Séquence des événements suivant un entrainement excentrique intense (d’après : W.J. Evans & J.G. Cannon, « the metabolic effects of exercise induced muscle damage, Exercise and Sport Sciences Review 19, 1991)
- A l’inverse, des études montrent que les bénéfices de l’effet protecteur ne se font ressentir que jusqu’à 8 semaines.
L’effet protecteur est durable jusqu’à 8 semaines (Nosaka et al ; 2005 in G.Millet Ultra-trail : plaisir, performance, santé)
Au regard de ces différents arguments, pour que la surcompensation soit optimale, la dernière séance excentrique doit être placée entre 8 et 3 semaines avant la course objectif et fonction de la capacité de récupération de l’athlète.
Planification de la musculation excentrique en trail
Musculation excentrique et Week-end choc
Pour préparer les muscles des membres inférieurs aux descentes, rien de tel que des week-ends chocs (WEC). Ces mini-stages en montagne où l’on cumule kilomètres et dénivelée font désormais partie de toute bonne préparation.

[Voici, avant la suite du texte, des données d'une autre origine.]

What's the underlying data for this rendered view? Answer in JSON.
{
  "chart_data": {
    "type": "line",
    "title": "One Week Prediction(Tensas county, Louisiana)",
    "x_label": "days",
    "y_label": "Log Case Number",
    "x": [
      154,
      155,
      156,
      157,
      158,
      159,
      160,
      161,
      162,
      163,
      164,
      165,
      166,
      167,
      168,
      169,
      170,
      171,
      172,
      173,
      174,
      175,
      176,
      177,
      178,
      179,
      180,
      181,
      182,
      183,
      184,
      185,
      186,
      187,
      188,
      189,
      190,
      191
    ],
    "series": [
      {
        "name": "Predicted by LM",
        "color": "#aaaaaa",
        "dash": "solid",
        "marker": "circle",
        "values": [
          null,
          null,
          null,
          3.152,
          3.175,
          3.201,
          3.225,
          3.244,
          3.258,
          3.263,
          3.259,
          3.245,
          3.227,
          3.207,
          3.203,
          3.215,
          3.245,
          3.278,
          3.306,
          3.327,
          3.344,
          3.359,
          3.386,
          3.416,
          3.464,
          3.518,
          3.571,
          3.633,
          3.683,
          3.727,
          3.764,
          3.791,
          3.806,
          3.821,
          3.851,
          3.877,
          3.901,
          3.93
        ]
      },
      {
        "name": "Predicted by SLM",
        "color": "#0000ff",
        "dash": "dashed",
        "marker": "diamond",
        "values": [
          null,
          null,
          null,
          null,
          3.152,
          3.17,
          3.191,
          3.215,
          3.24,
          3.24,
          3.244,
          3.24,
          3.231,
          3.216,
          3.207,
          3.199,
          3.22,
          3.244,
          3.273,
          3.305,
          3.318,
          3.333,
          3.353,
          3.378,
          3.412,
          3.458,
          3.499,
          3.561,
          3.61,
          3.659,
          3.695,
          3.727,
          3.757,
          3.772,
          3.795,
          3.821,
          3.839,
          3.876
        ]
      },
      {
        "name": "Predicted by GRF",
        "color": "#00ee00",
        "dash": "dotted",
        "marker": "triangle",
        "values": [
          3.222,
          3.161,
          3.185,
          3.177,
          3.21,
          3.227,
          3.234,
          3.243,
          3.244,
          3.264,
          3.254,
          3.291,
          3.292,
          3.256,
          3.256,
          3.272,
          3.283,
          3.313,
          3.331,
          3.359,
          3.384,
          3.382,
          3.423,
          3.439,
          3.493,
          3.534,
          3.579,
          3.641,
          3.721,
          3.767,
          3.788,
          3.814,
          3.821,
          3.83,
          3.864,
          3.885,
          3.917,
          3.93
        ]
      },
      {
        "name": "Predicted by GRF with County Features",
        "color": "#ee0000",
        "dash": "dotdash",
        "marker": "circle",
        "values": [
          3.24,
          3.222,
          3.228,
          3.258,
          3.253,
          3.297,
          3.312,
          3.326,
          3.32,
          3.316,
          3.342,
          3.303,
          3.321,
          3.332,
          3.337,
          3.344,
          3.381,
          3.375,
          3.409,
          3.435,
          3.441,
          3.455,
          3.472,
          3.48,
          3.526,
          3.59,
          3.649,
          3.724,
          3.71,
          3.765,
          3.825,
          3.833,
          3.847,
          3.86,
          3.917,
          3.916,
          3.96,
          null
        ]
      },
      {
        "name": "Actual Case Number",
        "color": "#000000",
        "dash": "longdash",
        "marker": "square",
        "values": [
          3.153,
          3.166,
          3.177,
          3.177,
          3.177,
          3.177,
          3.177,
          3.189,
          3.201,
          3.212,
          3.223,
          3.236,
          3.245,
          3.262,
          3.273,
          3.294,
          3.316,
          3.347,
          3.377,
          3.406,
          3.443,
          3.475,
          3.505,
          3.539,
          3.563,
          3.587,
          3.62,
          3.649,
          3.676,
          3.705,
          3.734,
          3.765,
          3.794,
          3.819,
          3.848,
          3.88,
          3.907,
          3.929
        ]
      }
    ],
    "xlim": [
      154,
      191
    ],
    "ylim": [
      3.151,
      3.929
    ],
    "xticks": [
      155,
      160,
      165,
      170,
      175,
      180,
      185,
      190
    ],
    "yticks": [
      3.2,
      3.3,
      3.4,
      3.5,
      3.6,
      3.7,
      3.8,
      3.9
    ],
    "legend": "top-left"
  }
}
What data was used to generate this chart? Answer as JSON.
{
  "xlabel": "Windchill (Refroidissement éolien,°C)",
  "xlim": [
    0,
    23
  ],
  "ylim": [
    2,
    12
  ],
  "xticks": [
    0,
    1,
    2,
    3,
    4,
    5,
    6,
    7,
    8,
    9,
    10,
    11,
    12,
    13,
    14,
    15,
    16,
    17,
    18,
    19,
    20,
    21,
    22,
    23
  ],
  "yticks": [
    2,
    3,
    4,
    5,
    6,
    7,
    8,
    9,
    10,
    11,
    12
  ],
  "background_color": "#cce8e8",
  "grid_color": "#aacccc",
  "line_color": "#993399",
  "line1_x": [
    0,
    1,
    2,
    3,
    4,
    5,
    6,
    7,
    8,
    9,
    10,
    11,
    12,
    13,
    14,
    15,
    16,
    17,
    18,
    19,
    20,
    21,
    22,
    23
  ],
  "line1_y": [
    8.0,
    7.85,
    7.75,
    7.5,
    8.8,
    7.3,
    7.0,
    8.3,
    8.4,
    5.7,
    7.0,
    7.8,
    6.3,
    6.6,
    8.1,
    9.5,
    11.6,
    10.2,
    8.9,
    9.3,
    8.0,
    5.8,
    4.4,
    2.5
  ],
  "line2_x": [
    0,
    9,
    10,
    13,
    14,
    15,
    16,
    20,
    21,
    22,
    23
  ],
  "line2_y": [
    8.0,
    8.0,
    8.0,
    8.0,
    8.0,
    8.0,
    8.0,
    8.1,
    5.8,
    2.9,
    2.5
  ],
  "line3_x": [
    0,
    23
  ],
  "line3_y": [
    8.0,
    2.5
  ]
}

Et il se trouve justement que la plupart des coachs proposent de réaliser ces WEC 3 semaines minimum avant la course objectif. Tiens, comme par hasard ! Il y aurait donc une corrélation entre mesure de la dégradation musculaire et ressenti du traileur. En fonction de la vitesse de récupération du coureur, les séances en excentrique devront être stoppées 3 à 2 semaines avant le WEC. Ceci permettra au coureur de retrouver au minimum toute sa force musculaire, même si les lésions structurales ne sont pas complétement résorbées. On comptera sur les 3 dernières semaines d’avant course pour obtenir une hypercompensation.
Planification de la musculation excentrique en fonction du WEC en trail
En conclusion :
- Rien de remplacera un WEC en montagne pour “casser de la fibre” au regard du dénivelée négatif avalé ;
- Ces WEC étant couteux sur le plan énergétique et parfois financier, il n’est pas possible d’en effectuer à chaque course. Autour du trail, on peut donc se préparer avec des séances de musculation excentrique (avec ou sans matériel).
- Dans la programmation, il faudra veiller à respecter un délai de 3 semaines minimum entre la dernière séance de musculation excentrique intense et la course objectif.
- Cela ne veut pas dire qu’on ne peut pas réaliser ce genre de séance si on réalise un WEC dans sa préparation. Au contraire, des séances en excentrique placées en amont du WEC permettront de préparer le traileur à ce dernier. Il optimisera ainsi son déplacement en montagne. Dans ce cas, un délai de 14 jours minimum semble raisonnable. Les dommages musculaires sont encore visibles mais le traileur n’aura plus de douleur et aura retrouvé sa force musculaire.